Laser diagnostics and chemical kinetic analysis of PAHs and soot in co-flow partially premixed flames using diesel surrogate and oxygenated additives of n-butanol and DMF

Effects of oxygenated fuels on soot reduction strongly depend on the base fuel. Interesting candidates from oxygenated fuels in this respect include both n-butanol and 2,5-dimethylfuran (DMF), because they have already been used in diesel engines recently. However, information is rather limited on n-butanol and DMF added into a diesel fuel surrogate in fundamental flames to investigate the mechanism of soot reduction. In the current work, both n-butanol and DMF was successively added into diesel surrogate (80% n-heptane and 20% toluene in volume, named as T20) in co-flow partially premixed flames. The effects of different oxygenated structures on polycyclic aromatic hydrocarbons (PAHs) and soot were investigated at the same oxygen weight fractions of 4% and the same volume fractions of 20%. The diagnostics on PAHs, soot volume fractions and soot sizes were conducted by using both laser-induced fluorescence (LIF) and two-color laser-induced incandescence (2C-LII). A combined detailed kinetic model (n-heptane/toluene/butanols/DMF/PAHs) has been obtained in order to clarify the chemical effects of the different oxygenated fuels on PAHs formation. Results show that the reduced toluene content due to the addition of oxygenated fuels is the dominant factor for the reduction of soot, as compared with the base fuel of T20. The oxygenated structure of n-butanol has a higher ability to reduce PAHs and soot as compared with the addition of DMF. This is due to the fact that the consumption of DMF leads to much formation of C5H5 which enhances the formation of PAHs and subsequent soot.
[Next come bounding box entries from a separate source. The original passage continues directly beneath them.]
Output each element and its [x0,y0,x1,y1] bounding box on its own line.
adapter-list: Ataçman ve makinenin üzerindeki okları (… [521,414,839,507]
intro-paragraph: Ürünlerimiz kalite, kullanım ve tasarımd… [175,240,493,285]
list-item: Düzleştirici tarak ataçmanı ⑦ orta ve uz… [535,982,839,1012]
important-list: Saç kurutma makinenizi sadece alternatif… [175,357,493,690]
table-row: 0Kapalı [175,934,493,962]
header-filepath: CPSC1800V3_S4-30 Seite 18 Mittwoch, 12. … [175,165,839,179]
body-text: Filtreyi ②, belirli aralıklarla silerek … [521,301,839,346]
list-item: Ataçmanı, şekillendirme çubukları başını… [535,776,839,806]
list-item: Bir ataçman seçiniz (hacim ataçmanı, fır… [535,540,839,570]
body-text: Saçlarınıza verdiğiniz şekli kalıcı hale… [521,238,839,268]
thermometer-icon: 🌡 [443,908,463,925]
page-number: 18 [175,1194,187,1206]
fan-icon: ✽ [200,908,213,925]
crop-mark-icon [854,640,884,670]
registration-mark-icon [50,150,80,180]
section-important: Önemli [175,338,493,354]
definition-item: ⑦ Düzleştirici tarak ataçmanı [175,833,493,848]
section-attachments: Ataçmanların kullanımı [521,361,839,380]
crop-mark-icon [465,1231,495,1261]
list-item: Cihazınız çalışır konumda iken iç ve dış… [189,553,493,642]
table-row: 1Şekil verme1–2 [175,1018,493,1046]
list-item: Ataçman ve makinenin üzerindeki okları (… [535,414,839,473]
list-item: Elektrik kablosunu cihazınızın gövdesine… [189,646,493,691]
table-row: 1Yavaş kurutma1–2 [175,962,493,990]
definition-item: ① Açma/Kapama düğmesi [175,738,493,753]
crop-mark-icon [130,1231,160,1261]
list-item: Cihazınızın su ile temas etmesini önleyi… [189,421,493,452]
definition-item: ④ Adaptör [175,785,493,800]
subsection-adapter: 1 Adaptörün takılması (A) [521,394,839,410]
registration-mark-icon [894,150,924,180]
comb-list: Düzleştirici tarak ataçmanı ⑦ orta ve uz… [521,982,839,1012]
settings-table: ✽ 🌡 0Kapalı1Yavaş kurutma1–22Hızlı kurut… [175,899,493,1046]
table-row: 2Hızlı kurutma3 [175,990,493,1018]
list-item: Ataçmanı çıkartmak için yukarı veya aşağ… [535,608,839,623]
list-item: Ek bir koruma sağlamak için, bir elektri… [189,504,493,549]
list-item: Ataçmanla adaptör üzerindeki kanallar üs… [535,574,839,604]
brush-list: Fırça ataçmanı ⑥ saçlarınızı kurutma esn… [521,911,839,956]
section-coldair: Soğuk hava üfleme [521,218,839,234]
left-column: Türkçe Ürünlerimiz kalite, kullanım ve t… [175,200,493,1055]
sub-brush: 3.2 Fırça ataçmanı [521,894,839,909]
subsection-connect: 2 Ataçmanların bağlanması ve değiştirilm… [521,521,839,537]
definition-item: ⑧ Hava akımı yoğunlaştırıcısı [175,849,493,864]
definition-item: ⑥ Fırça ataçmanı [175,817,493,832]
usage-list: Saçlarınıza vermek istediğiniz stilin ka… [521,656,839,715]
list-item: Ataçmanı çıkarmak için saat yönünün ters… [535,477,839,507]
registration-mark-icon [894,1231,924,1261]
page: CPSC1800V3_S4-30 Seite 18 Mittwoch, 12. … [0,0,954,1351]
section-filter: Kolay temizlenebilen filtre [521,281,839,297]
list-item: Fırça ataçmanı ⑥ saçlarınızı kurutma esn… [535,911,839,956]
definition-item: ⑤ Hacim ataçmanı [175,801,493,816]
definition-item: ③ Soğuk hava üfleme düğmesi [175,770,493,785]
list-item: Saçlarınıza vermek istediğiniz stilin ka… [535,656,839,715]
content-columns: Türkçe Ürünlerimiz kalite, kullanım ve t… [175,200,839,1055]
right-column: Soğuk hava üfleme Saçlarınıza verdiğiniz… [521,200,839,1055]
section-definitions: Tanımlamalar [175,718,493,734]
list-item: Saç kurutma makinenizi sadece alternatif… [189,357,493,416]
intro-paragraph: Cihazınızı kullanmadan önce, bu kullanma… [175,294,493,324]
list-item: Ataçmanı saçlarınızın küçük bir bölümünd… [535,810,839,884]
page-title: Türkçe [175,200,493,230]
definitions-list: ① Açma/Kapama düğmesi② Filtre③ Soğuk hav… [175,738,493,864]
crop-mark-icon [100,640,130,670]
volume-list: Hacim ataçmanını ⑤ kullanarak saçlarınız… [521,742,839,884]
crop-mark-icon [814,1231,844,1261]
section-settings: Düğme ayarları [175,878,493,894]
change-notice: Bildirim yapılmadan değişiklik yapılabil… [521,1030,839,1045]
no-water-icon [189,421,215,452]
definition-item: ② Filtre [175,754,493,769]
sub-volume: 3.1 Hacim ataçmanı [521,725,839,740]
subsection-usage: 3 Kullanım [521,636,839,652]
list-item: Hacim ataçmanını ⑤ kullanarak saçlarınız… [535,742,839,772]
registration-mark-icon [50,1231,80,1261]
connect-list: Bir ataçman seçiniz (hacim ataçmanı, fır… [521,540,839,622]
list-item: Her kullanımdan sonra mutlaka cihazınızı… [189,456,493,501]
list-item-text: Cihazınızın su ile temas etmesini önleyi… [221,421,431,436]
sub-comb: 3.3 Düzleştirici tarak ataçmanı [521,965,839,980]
However, the formation of PAHs can be inhibited remarkably as blending n-butanol because only small hydrocarbons like C2H2 and C3H3 etc. are formed. The formation rate of A4 is more similar to that of soot in comparison with the smaller ring aromatics. For the size of soot particles, the distribution range is shrunk from 19-70 nm for T20 to 20-40 nm for the addition of oxygenated fuels. As compared to the effects of oxygenated structures, DMF20 presents a little wider distribution on soot sizes than that of B16.8. Some larger soot particles are detected in DMF20 flame but cannot be found in B20 flame.